Boppart kritisiert die „Reduktion auf reine Schuldvergebung“, wobei von einer tatsächlichen Reduktion in der reformatorischen Theologie gar keine Rede sein kann. Die Reformatoren nannten durchaus Scham als einen Ausdruck des Gefallenseins (s.o. Zwingli). Der Punkt ist vielmehr, dass wir den Schamgeprägten nach Boppart ja eins zurufen sollten: Du bist kein Fehler! Denn über das eigene Sein als solches sollten wir uns nicht schämen. „Ich bin ein Fehler“ ruft nach einer rein therapeutischen Antwort.
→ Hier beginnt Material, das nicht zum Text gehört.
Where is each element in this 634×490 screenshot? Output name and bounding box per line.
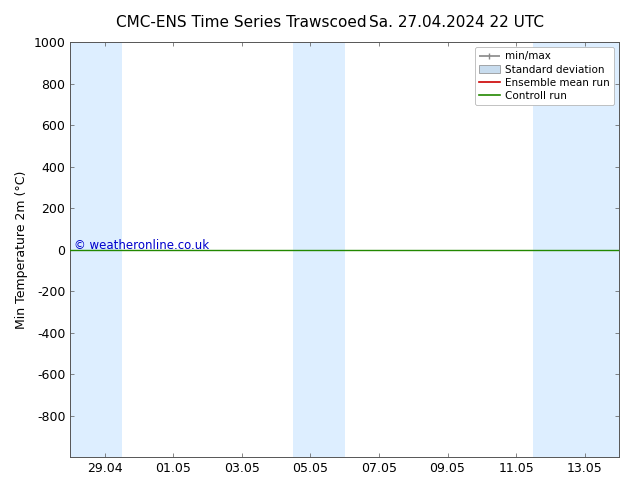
- Y-axis label: Min Temperature 2m (°C): Min Temperature 2m (°C): [15, 171, 28, 329]
- Bar: [533, 42, 619, 457]
- Text: Sa. 27.04.2024 22 UTC: Sa. 27.04.2024 22 UTC: [369, 15, 544, 30]
- Text: © weatheronline.co.uk: © weatheronline.co.uk: [74, 239, 209, 252]
- Bar: [293, 42, 345, 457]
- Bar: [70, 42, 122, 457]
- Legend: min/max, Standard deviation, Ensemble mean run, Controll run: min/max, Standard deviation, Ensemble me…: [475, 47, 614, 105]
- Text: CMC-ENS Time Series Trawscoed: CMC-ENS Time Series Trawscoed: [115, 15, 366, 30]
Wir sollten uns schämen – über das, was wir falsch gemacht haben, über die Fehler, die wir begangen haben, über die sündigen Taten, Worte und Gedanken. Scham ohne Schuldeinsicht ist eine Schmalspurscham. Boppart  zitiert den Hip-Hop-Musiker Kanye West, der nun auch an Jesus glaubt. In einem Interview wurde er gefragt, ob er sein altes Leben bereut. Seine Antwort sei, so Boppart, typisch für jeden Schambürger: „Nein. Ich bereue nichts. Und ich schäme mich nicht für das, was ich getan habe. Aber ich habe begriffen, dass ich nicht perfekt bin und Gott schon.“

Wenn West nichts bereut, dann hat er, so muss man wohl drastisch sagen, nichts verstanden. Von Verzweiflung an sich selbst angesichts der Forderungen Gottes ist nichts zu hören. Diese „Scham über das eigene Sein“ (Boppart) ist nicht Bereitung zur Gnade, die zum sündenvergebenden Gott treibt. Sie ist wohl eher Selbstbemitleidung.

Boppart hat recht: Es hat eine „wesentliche Verschiebung im Denken“ stattgefunden. Rieff und andere haben dies ja auch festgestellt. Doch werden Sünder die eigene Scham nur dann überwinden, wenn sie über ihre eigene Sündhaftigkeit erschrecken, ihre Sünden bereuen und an der Hilflosigkeit, an diesem Zustand aus eigener Kraft etwas zu ändern, verzweifeln. Dies ist jedoch keine „Schmalspurversion des Kreuzes“,

Das Grundproblem des Menschen hat sich seit der Reformation in keiner Weise verändert. Daher ist auch im 21. Jahrhundert den Menschen mit Zwingli „ununterbrochen einzubläuen“, dass „Reue, Mißfallen und Scham über uns selbst“ nötig sind, um zur wahren Selbsterkenntnis, damit zur Gotteserkenntnis und schließlich zum Heil zu gelangen.